Abbildung 1: Der “Goldene Kreis” von Simon Sinek beschreibt, dass Erfolg immer mit dem "Warum" beginnt.
Ein flüchtiger Blick morgens in den Spiegel reicht für echte Selbstreflexion nicht aus. Auch das Wissen über sich selbst bedarf aktiver und bewusster Bemühungen. Fragt euch also: „Wieso bin ich Trainer:in?“. Die Antwort auf diese Frage ist entscheidend, um euren Zweck und eure Grundwerte zu identifizieren und zu fördern. Dabei zählen Antworten wie „Ich will Athlet:innen zu Weltmeisterschaften bringen.“ oder „Ich will Bundestrainer:in werden und viel Geld verdienen.“ nicht. Solche Antworten beziehen sich auf die Ergebnisse, auf das Was. Ergebnisziele können nicht Grundlage des Handelns sein, sondern lediglich ein möglicher Effekt.
We were never fighting for wins. We were fighting for a belief in what we stood for, the way we believe life should be lived and people should be treated. Winning is a by-product of how you approach life and relationships.

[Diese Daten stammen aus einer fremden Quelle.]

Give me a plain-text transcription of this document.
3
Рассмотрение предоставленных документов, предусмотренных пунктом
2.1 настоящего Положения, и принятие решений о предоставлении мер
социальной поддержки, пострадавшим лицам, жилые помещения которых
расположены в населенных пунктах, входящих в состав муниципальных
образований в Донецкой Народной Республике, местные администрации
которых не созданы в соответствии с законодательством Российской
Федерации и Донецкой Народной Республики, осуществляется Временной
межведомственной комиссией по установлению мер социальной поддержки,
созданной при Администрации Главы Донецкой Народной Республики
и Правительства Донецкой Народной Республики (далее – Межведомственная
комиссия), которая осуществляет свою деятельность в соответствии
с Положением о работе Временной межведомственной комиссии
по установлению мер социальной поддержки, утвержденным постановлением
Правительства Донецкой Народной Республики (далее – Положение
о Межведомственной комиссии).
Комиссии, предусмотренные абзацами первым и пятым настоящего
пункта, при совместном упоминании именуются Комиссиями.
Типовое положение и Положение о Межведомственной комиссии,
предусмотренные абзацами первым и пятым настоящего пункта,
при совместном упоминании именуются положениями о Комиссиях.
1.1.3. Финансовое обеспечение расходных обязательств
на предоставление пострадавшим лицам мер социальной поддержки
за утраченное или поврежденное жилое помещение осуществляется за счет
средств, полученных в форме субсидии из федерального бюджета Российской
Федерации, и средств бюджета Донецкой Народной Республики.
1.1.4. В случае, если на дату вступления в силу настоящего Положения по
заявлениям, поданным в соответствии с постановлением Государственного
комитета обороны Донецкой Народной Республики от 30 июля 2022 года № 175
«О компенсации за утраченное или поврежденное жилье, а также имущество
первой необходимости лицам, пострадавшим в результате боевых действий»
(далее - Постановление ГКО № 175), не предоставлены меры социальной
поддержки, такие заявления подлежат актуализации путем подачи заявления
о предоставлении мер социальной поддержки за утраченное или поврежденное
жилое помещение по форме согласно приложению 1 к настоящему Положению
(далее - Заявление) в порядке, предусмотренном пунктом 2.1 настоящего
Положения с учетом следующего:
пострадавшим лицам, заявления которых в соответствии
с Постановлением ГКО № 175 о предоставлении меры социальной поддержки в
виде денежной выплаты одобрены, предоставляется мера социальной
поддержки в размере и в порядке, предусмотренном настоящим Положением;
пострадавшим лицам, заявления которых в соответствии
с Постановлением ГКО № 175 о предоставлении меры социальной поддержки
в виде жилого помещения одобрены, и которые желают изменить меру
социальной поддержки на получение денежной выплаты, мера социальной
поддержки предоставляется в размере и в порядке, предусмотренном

Um euer persönliches Warum zu finden, habe ich in dem angehängten Dokument ein paar Fragen und Ressourcen zusammengetragen. Die Antworten auf diese Fragen werden euch (in der nächsten Ausgabe) helfen, eure jeweilige Trainingsphilosophie zu formulieren. Denn nur wenn ihr euch selbst erkennt, könnt ihr bewusst und authentisch handeln, könnt andere verstehen, eure Stärken nutzen, an euren Schwächen arbeiten und schlussendlich euren eigenen Weg als Trainer:in finden (Gilbert, 2016).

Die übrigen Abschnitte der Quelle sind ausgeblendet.